World Wide Crap: Wie mache ich mein Internet wieder geil?

Vor ein paar Wochen hatte ich ein längeres Telefongespräch mit Christian Alt für BR Pulse, hier der Podcast dazu: World Wide Crap: Wie mache ich mein Internet wieder geil? (MP3), meinen DasGeileNeueInternet-Kram gibt es im Podcast ab circa Minute 9, weitere Gäste unter anderem Jarett Kobek (I Hate the Internet) und „Meme-Spezialist“ Ryan Broderick von Buzzfeed.

Mit letztgenanntem gibt es noch ein Interview, dem ich in ein paar Punkten so halb zustimme, die im Detail aber sehr viel heikler sind, als er hier zum Beispiel beschreibt:

es gibt momentan einen klaren Trend zu Oldschool-Technologien wie Message-Boards und kleineren Communities. Vor allem kleinere Blogs sind gerade ziemlich angesagt. Ein gutes Beispiel und ein fürchterliches zugleich sind die Alt-Right-Chatrooms. Diese Communities operieren mit Back-Channeln und sind auf Chat-Applikationen wie Discord oder Oldschool-Platformen wie 4chan unterwegs. Diese Blogs haben immernoch viele Mitglieder und obwohl sie nicht so stark wachsen, wie sie das schon taten, bleiben sie und verschwinden nicht einfach.

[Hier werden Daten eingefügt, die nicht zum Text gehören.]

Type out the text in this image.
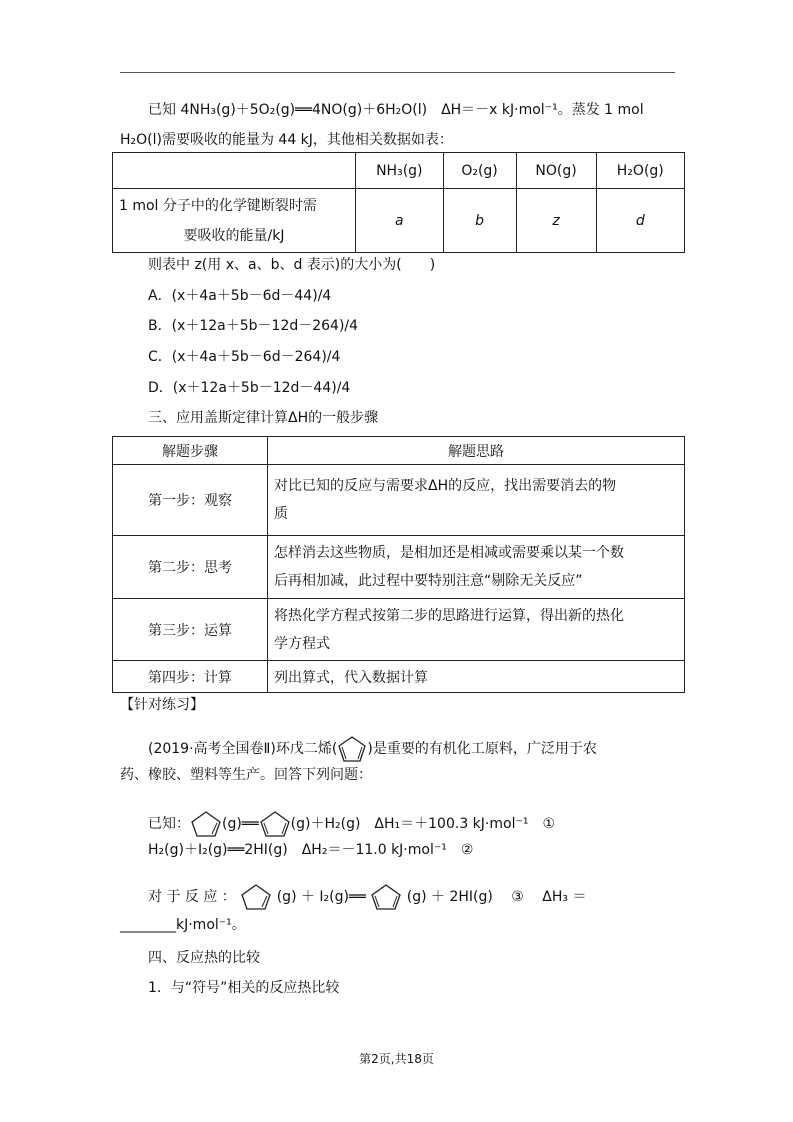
已知 4NH₃(g)＋5O₂(g)══4NO(g)＋6H₂O(l)　ΔH＝－x kJ·mol⁻¹。蒸发 1 mol
H₂O(l)需要吸收的能量为 44 kJ，其他相关数据如表：
	NH₃(g)	O₂(g)	NO(g)	H₂O(g)

1 mol 分子中的化学键断裂时需
要吸收的能量/kJ	a	b	z	d
则表中 z(用 x、a、b、d 表示)的大小为(　　)
A．(x＋4a＋5b－6d－44)/4
B．(x＋12a＋5b－12d－264)/4
C．(x＋4a＋5b－6d－264)/4
D．(x＋12a＋5b－12d－44)/4
三、应用盖斯定律计算ΔH的一般步骤
解题步骤	解题思路
第一步：观察	对比已知的反应与需要求ΔH的反应，找出需要消去的物
质

第二步：思考	怎样消去这些物质，是相加还是相减或需要乘以某一个数
后再相加减，此过程中要特别注意“剔除无关反应”

第三步：运算	将热化学方程式按第二步的思路进行运算，得出新的热化
学方程式

第四步：计算	列出算式，代入数据计算
【针对练习】
(2019·高考全国卷Ⅱ)环戊二烯( )是重要的有机化工原料，广泛用于农
药、橡胶、塑料等生产。回答下列问题：
已知： (g)══ (g)＋H₂(g)　ΔH₁＝＋100.3 kJ·mol⁻¹　①
H₂(g)＋I₂(g)══2HI(g)　ΔH₂＝－11.0 kJ·mol⁻¹　②
对 于 反 应 ：	(g) ＋ I₂(g)══	(g) ＋ 2HI(g)　 ③　 ΔH₃ ＝
________kJ·mol⁻¹。
四、反应热的比较
1．与“符号”相关的反应热比较
第2页,共18页
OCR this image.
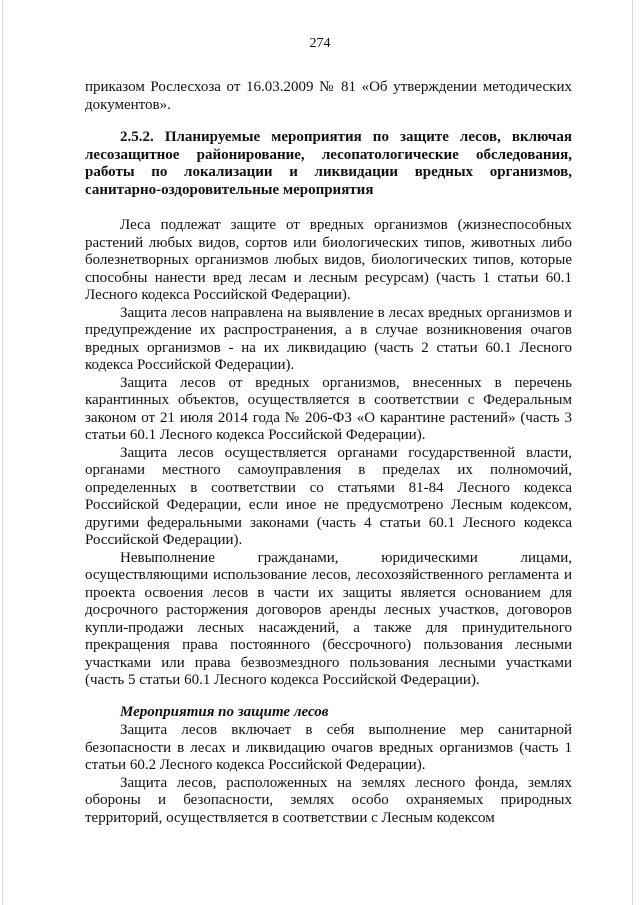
274

приказом Рослесхоза от 16.03.2009 № 81 «Об утверждении методических документов».

2.5.2. Планируемые мероприятия по защите лесов, включая лесозащитное районирование, лесопатологические обследования, работы по локализации и ликвидации вредных организмов, санитарно-оздоровительные мероприятия

Леса подлежат защите от вредных организмов (жизнеспособных растений любых видов, сортов или биологических типов, животных либо болезнетворных организмов любых видов, биологических типов, которые способны нанести вред лесам и лесным ресурсам) (часть 1 статьи 60.1 Лесного кодекса Российской Федерации).

Защита лесов направлена на выявление в лесах вредных организмов и предупреждение их распространения, а в случае возникновения очагов вредных организмов - на их ликвидацию (часть 2 статьи 60.1 Лесного кодекса Российской Федерации).

Защита лесов от вредных организмов, внесенных в перечень карантинных объектов, осуществляется в соответствии с Федеральным законом от 21 июля 2014 года № 206-ФЗ «О карантине растений» (часть 3 статьи 60.1 Лесного кодекса Российской Федерации).

Защита лесов осуществляется органами государственной власти, органами местного самоуправления в пределах их полномочий, определенных в соответствии со статьями 81-84 Лесного кодекса Российской Федерации, если иное не предусмотрено Лесным кодексом, другими федеральными законами (часть 4 статьи 60.1 Лесного кодекса Российской Федерации).

Невыполнение гражданами, юридическими лицами, осуществляющими использование лесов, лесохозяйственного регламента и проекта освоения лесов в части их защиты является основанием для досрочного расторжения договоров аренды лесных участков, договоров купли-продажи лесных насаждений, а также для принудительного прекращения права постоянного (бессрочного) пользования лесными участками или права безвозмездного пользования лесными участками (часть 5 статьи 60.1 Лесного кодекса Российской Федерации).

Мероприятия по защите лесов

Защита лесов включает в себя выполнение мер санитарной безопасности в лесах и ликвидацию очагов вредных организмов (часть 1 статьи 60.2 Лесного кодекса Российской Федерации).

Защита лесов, расположенных на землях лесного фонда, землях обороны и безопасности, землях особо охраняемых природных территорий, осуществляется в соответствии с Лесным кодексом
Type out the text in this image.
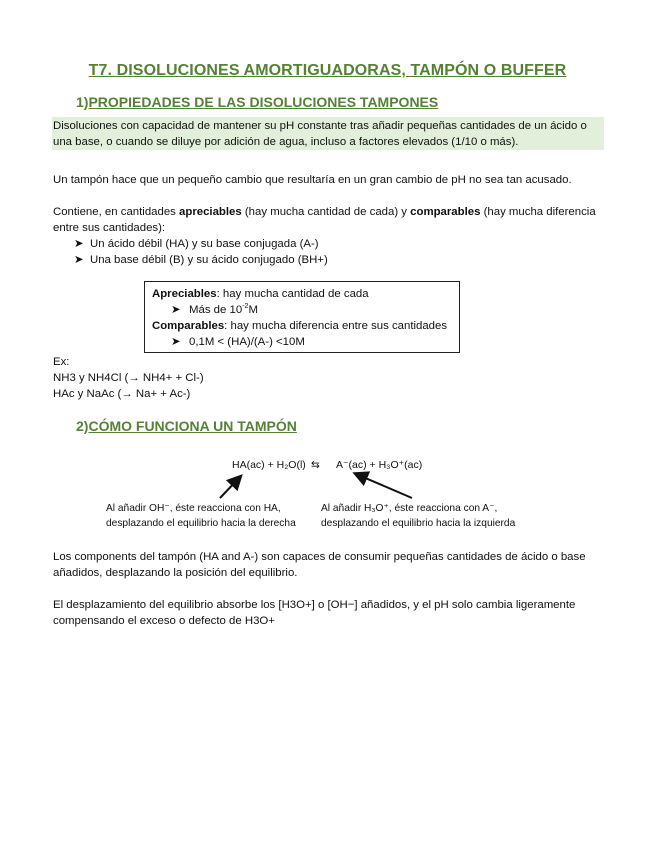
T7. DISOLUCIONES AMORTIGUADORAS, TAMPÓN O BUFFER
1)PROPIEDADES DE LAS DISOLUCIONES TAMPONES
Disoluciones con capacidad de mantener su pH constante tras añadir pequeñas cantidades de un ácido o
una base, o cuando se diluye por adición de agua, incluso a factores elevados (1/10 o más).
Un tampón hace que un pequeño cambio que resultaría en un gran cambio de pH no sea tan acusado.
Contiene, en cantidades apreciables (hay mucha cantidad de cada) y comparables (hay mucha diferencia
entre sus cantidades):
➤ Un ácido débil (HA) y su base conjugada (A-)
➤ Una base débil (B) y su ácido conjugado (BH+)
Apreciables: hay mucha cantidad de cada
➤ Más de $10^{-2}M$
Comparables: hay mucha diferencia entre sus cantidades
➤ 0,1M < (HA)/(A-) <10M
Ex:
NH3 y NH4Cl (→ NH4+ + Cl-)
HAc y NaAc (→ Na+ + Ac-)
2)CÓMO FUNCIONA UN TAMPÓN
HA(ac) + H₂O(l) ⇆ A⁻(ac) + H₃O⁺(ac)
Al añadir OH⁻, éste reacciona con HA,
desplazando el equilibrio hacia la derecha
Al añadir H₃O⁺, éste reacciona con A⁻,
desplazando el equilibrio hacia la izquierda
Los components del tampón (HA and A-) son capaces de consumir pequeñas cantidades de ácido o base
añadidos, desplazando la posición del equilibrio.
El desplazamiento del equilibrio absorbe los [H3O+] o [OH−] añadidos, y el pH solo cambia ligeramente
compensando el exceso o defecto de H3O+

Das ist eine ziemlich Untertreibung. Durch diese Channel und in diesem Netzwerk entstand in den letzten zwei Jahren eine komplett neue Subkultur mit eigenen Sprachcodes, Ritualen und Werten. Diese Bewegung ist hochgradig viral, sowohl on- als auch offline, sie ist ausgelegt auf Provokationen im Netz und in Berkley und sie gewinnen derzeit massiv. Sie sind nicht viele, aber sie haben das Netz-Spiel ganz genau verstanden und entwickeln dadurch einen dicken, fetten Einfluss, der sich bis ins Weiße Haus zieht und nichts davon ist übertrieben. Genau dazu später (sehr viel) mehr.

Ich mag dann aber sehr, was Broderick über ein netteres Netz schreibt, und diese Formulierung hier klaue ich mir für kommende Postings: „Facebook und Twitter […] lassen dich nicht über deinen Raum entscheiden“. Good one.

Wenn du bestimmen könntest, wie das Internet aussieht: Wie würdest du es bauen? Was würdest du ändern?

Hm, schwierig. Ich bin ein großer Fan von Tumblr. Ich liebe diese Platform, denn Tumblr hat für freie Kommunikation und Internetkultur einige fantastische Dinge in den letzten Jahren vollbracht. Was ich daran immer mochte, war, dass sie den wahren alten Spirit des Internets verstanden hatten: "Ich habe eine Website, ich mag deine Website, lass uns in Kontakt treten." Es geht dabei um den Gedanken, selbst ein Stück Land in der großen Welt des Internets zu besitzen und darüber zu verfügen. Hier kann man rausgehen und mit anderen sprechen, aber eben auch für sich sein und seinen Account wie ein Tagebuch für sich alleine führen.
Je weiter wir davon wegkommen, von diesem Gedanken, desto anstregender und schmerzlicher wird es für die User werden. Facebook und Twitter nämlich, lassen dich nicht über deinen Raum entscheiden, sie sind wie diese großen, grotesken Wohnprojekte in den Hochhäusern, wo Leute aufeinander sitzen und sich anschreien. Ich denke, wir befinden uns in dieser Dystopie, wo die User so viel Zeit und Energie investieren, ohne die Möglichkeit zu haben, sich irgendwie auszudrücken - es geht nur noch darum diese Platformen zu füttern.